How to Ruin Your Story

Time travel, alternate timelines, or multi/parallel universes. Or worse, more than one or all of these.

You grew up on YA novels, and then after that you largely stopped reading. Maybe you read the Dresden Files or a series by Brandon Sanderson. You might have struck out a bit and even read Dune. Hey man, it’s okay, you were a kid then, you didn’t know better. Most girls I grew up with went from Hunger Games to Twilight if it makes you feel any better.

You think you can write it. You think it’ll be interesting, or a twist. But you’re a hack writer, and you probably think antiheroes are the peak of fiction.

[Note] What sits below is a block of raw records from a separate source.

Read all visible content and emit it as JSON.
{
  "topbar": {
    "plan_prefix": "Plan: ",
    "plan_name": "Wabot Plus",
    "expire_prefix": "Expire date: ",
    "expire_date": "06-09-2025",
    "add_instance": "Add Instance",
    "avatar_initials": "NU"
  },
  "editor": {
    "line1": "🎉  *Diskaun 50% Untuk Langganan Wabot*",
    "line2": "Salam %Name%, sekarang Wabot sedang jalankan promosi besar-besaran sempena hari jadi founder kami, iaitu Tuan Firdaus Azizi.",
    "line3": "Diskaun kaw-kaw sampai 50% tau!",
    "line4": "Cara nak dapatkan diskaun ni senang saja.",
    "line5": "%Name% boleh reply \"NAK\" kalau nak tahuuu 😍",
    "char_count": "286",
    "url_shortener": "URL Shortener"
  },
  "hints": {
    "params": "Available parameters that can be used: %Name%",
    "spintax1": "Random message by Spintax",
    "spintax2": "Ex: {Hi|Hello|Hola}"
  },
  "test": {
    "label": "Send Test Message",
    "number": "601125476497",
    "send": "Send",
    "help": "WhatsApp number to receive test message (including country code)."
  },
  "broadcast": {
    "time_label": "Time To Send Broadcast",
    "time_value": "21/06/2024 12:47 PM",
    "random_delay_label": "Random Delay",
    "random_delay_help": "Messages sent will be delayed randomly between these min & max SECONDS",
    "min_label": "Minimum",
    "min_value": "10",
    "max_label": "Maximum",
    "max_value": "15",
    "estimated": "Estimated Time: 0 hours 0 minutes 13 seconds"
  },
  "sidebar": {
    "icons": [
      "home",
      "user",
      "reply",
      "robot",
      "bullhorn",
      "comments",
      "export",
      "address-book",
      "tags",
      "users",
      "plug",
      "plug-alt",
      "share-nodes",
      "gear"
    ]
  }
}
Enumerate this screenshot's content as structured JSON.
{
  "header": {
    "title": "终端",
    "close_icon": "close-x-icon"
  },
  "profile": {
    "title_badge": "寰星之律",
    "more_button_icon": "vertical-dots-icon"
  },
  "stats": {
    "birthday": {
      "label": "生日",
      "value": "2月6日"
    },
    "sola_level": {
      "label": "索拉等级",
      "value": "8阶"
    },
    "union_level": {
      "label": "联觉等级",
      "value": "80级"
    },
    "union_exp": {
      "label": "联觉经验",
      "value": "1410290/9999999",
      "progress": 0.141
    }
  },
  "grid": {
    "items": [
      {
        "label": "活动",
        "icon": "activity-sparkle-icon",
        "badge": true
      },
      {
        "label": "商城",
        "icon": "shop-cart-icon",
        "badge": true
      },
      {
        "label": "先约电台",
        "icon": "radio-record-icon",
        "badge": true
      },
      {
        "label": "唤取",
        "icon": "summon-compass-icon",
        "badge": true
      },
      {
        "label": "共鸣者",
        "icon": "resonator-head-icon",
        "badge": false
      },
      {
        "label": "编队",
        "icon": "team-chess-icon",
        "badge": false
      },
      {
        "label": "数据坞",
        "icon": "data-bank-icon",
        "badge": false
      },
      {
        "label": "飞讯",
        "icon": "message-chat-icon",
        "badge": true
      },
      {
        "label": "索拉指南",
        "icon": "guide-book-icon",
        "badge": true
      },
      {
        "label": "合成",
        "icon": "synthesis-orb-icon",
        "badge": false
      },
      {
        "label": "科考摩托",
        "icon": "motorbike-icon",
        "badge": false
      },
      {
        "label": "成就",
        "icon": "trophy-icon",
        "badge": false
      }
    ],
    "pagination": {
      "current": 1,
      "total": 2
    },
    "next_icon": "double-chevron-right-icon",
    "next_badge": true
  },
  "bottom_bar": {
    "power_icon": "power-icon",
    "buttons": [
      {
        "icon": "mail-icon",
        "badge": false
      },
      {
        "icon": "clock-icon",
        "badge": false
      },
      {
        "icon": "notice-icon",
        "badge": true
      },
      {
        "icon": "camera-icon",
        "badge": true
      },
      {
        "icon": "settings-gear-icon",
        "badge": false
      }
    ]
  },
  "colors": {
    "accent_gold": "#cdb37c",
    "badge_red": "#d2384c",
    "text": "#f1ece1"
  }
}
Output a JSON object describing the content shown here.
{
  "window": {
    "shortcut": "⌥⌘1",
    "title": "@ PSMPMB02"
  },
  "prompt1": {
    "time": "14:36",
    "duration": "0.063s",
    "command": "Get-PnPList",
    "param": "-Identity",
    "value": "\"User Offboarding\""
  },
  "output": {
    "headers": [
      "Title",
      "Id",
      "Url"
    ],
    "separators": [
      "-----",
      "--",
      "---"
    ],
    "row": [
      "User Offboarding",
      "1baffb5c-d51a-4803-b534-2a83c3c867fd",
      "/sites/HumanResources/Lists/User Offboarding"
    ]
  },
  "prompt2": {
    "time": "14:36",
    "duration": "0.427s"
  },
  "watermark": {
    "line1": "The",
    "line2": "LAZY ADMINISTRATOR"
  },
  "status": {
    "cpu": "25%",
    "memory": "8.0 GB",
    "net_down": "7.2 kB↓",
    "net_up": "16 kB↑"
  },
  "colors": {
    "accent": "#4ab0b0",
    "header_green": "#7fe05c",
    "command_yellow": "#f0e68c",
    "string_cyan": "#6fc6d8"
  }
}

The second you introduce these elements, you close the loop of having any opportunity for your reader to have any investment in your story.

Time travel?

One story ever has done time travel well, and nobody has ever heard of it for that reason.

Alternative time lines?

You think it’s a “What if…?, but really, the If, isn’t. Otherwise it would be What Is, instead of What If. Also, as with all of these tropes, it allows you to retcon things. Which allows you to remove the consequences, which allows you to remove the stakes. The game is rigged, and the story teller is telling you that your investment doesn’t matter, and that you should feel stupid for ever caring. Maybe not literally (figuratively), but actually, yes, literally (literally).

Multiverses are just the same. Anything that can happen has happened or did happen can intervene in our lovely story and ruin any tension or investment.

Here’s a great multiverse alternate time-line time travel story idea for you, and I’ll give it to you for free:

It’s the one where the story is never written.